Bau Gratifikasi dari Desa, AMP-DS Seret Dugaan Tipikor Kuwu Sendang ke Polda Jabar

Hukum, Pemerintahan871 Dilihat

 

Literasi.co.id, Bandung —Aroma dugaan gratifikasi dan tindak pidana korupsi (tipikor) dari jantung pemerintahan desa kini menembus ruang penegakan hukum tingkat provinsi. Aliansi Masyarakat Peduli Desa Sendang (AMP-DS) resmi melaporkan Kuwu Desa Sendang, Amin, ke Direktorat Reserse Kriminal Khusus (Ditreskrimsus) Polda Jawa Barat, Senin (12/1/2026).

Langkah hukum AMP-DS ini bukan sekadar pengaduan administratif. Ia menjadi titik didih kemarahan publik desa yang selama ini mengaku menghadapi tembok pembiaran, di tengah dugaan penyimpangan yang berulang namun tak pernah dibuka secara transparan ke hadapan warga.

Dipimpin langsung Ketua AMP-DS, Tasripin, didampingi kuasa hukum Abdurrahman T. Pratomo, S.H., M.H., rombongan masyarakat Desa Sendang mendatangi Mapolda Jabar dengan dokumen, data pendukung, serta kronologi dugaan perbuatan melawan hukum yang mereka nilai telah memenuhi unsur awal gratifikasi dan tipikor.

Ini bukan laporan emosional.

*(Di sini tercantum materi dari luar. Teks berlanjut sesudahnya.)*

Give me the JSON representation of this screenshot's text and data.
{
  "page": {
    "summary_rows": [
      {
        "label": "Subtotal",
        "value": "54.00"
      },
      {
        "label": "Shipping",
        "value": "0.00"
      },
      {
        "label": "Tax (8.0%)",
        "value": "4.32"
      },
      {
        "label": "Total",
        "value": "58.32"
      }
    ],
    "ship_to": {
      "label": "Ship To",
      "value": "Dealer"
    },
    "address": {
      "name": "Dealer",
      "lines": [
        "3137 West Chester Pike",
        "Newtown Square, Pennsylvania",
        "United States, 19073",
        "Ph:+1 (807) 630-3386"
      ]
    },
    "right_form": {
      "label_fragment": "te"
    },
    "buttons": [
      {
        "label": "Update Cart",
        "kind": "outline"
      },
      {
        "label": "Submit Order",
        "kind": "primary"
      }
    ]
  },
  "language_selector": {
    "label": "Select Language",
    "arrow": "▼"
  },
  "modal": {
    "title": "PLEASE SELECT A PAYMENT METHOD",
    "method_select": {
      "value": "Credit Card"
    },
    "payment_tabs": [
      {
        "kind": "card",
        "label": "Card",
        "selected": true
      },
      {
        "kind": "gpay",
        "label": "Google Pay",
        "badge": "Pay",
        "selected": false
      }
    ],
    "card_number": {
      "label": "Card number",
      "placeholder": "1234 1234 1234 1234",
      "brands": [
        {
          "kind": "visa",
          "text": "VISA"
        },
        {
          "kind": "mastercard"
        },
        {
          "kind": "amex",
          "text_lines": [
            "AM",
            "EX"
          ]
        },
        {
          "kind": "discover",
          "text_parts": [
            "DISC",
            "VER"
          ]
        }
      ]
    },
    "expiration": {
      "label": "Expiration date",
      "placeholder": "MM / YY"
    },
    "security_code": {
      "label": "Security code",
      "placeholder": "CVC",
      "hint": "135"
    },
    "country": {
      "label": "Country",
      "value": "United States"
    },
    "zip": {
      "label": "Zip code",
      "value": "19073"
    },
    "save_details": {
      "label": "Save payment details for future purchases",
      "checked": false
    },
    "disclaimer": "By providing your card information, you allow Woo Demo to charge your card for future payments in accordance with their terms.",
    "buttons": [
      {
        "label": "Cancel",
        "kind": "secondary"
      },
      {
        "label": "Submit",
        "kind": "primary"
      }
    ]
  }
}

Ini akumulasi kekecewaan warga yang selama ini menunggu klarifikasi, tapi yang datang justru pembungkaman. Negara harus hadir. Karena itu kami serahkan sepenuhnya kepada aparat penegak hukum,” tegas Tasripin.

AMP-DS menilai, dugaan pelanggaran yang menyeret kepala desa bukan persoalan sepele. Ia menyentuh akar integritas kekuasaan publik di tingkat paling dasar, tempat anggaran negara, kewenangan, dan kepercayaan rakyat bertemu. Jika dibiarkan, praktik semacam ini berpotensi menjadi pola sistemik yang merusak demokrasi desa

Kuasa hukum AMP-DS, Abdurrahman T. Pratomo, menegaskan bahwa laporan yang disampaikan bukan asumsi, melainkan telah mengandung unsur perbuatan melawan hukum.

“Dalam laporan AMP-DS terdapat indikasi kuat gratifikasi dan tindak pidana korupsi yang diduga dilakukan oleh Kuwu Amin. Karena itu kami mendesak Ditreskrimsus Polda Jabar untuk memproses perkara ini secara serius, profesional, dan transparan,” ujarnya.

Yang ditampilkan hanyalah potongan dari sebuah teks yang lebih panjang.